One of the former FBI officials on the leaked records said:
“All arrests and bookings no matter the sealing,” but some sealed records “will only have limited data.” “The records go in but after processing they can be removed if they are sensitive matters, or more likely there will be flag when you run a name to contact a specific agency. Hackers might be removed if they are potentially cooperating witnesses or sources.” He added, “It takes some serious work or threats to get the records removed.”
JABS is mentioned online by the FBI, ATF, DOJ, U.S. Marshals and others. The hackers claim to have had access to “law enforcement’s Enterprise File Transfer Service, which the government describes as a web interface for securely sharing and transmitting files,” and provided a lengthy menu list of sensitive tools to which they allegedly had access.
The menu included Enterprise File Transfer Service, Cyber Shield Alliance, DFS Test, eGuardian Training, IC3, IDEAFX, Intelink, Intelink IM, and Justice Enterprise File Sharing. Additionally, the portal supposedly provides access to Special Interest Group, Virtual Command Center, National Data Exchange, National Gang Intelligence Center, Repository for Individuals of Special Concern, RISSNET, ViCAP Web National Crime Database, Active Shooter Resources Page, Malware Investigator, Homeland Security Information Network, and eGuardian.

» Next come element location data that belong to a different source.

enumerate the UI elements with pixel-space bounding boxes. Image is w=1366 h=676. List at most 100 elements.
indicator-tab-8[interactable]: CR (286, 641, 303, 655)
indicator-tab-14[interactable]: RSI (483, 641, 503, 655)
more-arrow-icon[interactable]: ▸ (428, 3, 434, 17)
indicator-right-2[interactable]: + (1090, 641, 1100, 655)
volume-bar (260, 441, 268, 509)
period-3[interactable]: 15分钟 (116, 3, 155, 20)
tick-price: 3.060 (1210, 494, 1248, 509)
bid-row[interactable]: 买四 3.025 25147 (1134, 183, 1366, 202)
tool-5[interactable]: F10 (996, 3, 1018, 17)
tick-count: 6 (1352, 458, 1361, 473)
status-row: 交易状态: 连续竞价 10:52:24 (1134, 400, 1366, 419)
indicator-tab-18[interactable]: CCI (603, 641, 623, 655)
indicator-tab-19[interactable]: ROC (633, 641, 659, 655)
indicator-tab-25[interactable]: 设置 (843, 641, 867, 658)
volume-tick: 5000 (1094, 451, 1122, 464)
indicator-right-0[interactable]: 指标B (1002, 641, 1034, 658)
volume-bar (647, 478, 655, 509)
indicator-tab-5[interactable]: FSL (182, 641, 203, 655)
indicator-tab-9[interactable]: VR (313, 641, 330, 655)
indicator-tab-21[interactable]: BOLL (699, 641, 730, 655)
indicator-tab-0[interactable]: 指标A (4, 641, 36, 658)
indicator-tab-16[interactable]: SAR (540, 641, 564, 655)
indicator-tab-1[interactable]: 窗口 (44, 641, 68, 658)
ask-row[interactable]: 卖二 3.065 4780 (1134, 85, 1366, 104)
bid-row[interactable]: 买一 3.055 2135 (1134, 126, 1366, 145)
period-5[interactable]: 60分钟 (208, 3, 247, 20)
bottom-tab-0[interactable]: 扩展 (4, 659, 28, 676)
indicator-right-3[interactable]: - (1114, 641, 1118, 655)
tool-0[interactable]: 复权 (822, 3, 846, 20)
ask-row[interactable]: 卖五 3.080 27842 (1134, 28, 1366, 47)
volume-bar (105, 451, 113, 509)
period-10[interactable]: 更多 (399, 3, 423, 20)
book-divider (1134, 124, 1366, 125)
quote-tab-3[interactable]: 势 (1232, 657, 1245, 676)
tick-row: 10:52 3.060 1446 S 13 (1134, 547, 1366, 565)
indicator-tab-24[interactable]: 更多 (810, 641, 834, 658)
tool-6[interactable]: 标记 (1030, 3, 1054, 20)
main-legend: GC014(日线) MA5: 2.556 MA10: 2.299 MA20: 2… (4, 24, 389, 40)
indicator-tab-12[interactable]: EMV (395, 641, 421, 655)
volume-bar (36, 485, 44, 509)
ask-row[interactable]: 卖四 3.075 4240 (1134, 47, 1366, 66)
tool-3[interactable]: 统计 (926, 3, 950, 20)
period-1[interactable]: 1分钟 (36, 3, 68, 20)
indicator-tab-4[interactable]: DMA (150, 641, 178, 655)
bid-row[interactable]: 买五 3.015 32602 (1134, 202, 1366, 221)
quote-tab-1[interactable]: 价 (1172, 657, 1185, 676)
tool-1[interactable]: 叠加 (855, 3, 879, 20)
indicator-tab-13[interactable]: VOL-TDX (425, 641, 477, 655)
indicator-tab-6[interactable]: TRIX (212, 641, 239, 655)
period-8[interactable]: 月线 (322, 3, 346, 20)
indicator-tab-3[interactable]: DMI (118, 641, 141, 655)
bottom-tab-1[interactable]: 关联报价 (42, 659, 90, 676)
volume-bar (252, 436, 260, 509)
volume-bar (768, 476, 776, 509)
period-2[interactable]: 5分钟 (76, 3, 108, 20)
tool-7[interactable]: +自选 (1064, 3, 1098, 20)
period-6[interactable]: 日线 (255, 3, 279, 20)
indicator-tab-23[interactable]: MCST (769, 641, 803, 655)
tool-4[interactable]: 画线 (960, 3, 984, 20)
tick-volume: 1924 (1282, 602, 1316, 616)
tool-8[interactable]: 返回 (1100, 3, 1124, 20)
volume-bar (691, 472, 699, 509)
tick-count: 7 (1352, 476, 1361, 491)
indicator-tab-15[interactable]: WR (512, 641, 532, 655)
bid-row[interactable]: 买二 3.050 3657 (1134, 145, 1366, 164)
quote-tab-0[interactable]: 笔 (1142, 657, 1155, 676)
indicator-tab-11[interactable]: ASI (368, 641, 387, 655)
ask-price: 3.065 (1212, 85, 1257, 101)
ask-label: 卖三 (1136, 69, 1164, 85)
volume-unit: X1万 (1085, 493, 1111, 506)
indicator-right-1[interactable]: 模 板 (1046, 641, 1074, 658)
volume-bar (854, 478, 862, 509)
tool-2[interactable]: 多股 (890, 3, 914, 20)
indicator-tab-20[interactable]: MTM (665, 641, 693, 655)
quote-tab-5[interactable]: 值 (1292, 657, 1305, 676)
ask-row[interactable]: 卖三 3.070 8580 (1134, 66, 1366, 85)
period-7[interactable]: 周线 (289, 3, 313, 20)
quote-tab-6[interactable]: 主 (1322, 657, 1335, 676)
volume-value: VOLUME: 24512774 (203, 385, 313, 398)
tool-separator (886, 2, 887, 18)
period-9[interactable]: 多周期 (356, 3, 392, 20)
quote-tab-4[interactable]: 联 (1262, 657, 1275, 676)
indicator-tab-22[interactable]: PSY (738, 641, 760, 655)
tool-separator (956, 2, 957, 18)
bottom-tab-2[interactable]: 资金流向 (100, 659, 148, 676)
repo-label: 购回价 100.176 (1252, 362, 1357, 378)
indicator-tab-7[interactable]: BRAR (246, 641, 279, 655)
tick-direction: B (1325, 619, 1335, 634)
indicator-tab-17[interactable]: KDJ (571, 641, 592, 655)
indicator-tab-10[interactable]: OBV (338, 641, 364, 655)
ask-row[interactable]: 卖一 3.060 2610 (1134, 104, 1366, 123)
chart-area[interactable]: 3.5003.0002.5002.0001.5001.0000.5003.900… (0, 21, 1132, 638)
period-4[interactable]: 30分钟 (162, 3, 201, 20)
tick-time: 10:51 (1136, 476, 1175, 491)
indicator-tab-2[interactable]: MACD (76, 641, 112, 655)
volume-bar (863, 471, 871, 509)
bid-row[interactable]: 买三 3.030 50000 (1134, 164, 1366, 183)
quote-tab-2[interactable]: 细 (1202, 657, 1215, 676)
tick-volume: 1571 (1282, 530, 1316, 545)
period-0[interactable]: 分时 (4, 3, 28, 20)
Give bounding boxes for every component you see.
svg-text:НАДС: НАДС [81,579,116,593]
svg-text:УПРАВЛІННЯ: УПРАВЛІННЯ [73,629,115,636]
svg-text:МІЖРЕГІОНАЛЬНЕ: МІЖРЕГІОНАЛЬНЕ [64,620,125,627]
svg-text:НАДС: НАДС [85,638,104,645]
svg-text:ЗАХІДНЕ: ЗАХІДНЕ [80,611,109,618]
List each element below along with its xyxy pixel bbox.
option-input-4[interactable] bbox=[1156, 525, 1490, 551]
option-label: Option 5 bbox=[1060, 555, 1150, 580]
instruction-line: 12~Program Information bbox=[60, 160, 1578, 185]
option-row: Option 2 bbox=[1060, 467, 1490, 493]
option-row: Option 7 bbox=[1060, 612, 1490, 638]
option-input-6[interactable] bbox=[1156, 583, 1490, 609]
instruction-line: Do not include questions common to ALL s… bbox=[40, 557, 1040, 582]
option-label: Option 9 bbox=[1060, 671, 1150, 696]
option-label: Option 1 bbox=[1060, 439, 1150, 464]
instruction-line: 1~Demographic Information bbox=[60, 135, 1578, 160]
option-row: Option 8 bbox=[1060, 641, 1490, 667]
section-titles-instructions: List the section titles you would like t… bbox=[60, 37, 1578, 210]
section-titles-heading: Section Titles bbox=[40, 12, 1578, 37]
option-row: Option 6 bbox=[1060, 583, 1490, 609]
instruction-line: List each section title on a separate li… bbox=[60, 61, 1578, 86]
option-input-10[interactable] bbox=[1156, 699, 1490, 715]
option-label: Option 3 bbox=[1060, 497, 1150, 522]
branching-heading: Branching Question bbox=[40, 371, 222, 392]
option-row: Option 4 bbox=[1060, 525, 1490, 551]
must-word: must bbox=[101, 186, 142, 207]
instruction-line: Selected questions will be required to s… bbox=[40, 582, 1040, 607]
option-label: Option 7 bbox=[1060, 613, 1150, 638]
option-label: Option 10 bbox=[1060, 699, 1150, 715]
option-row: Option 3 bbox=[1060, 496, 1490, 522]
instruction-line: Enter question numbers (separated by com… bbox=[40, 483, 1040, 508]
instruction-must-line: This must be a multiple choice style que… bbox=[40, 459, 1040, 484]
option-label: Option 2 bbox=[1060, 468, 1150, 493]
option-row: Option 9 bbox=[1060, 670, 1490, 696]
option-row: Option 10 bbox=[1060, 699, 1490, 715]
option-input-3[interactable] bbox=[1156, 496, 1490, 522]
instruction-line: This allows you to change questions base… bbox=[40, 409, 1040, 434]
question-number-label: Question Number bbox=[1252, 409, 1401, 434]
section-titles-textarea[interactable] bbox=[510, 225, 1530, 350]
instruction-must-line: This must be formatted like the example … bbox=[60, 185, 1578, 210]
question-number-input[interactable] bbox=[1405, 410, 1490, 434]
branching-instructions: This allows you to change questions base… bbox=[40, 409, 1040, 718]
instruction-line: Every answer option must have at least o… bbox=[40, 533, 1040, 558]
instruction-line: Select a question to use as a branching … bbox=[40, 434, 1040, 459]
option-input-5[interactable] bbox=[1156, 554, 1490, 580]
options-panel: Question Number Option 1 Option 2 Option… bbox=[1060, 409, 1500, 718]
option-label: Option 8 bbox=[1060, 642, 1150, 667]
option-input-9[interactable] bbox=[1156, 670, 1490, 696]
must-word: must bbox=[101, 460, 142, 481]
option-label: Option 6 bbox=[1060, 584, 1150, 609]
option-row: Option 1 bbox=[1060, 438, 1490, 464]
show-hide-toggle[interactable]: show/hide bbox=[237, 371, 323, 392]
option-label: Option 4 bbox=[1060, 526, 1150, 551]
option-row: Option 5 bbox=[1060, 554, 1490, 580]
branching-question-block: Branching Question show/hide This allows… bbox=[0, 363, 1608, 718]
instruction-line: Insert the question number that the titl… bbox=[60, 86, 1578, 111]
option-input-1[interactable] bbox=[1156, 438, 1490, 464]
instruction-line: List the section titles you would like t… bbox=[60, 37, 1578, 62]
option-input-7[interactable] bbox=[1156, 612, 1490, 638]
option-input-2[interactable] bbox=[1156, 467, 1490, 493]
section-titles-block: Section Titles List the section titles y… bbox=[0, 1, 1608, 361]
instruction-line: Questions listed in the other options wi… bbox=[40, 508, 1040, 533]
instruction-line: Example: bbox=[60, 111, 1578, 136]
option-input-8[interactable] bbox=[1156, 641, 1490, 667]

One recent tweet from the hacker shows a document allegedly from the FBI database about activist and hacktivist Jeremy Hammond’s arrest.
Jeremy Hammond was sentenced to 10 years in federal prison while sabu got off scot-free for his cooperation. pic.twitter.com/FyiGiIQQLS
— Thwarting exploits (@IncursioSubter) November 8, 2015
This is something very difficult to swallow for the US government because this system contains very sensitive data and hacking of such significant data by such a low profile hacking group has left a big question mark on overall security practices carried out by security professionals in the US.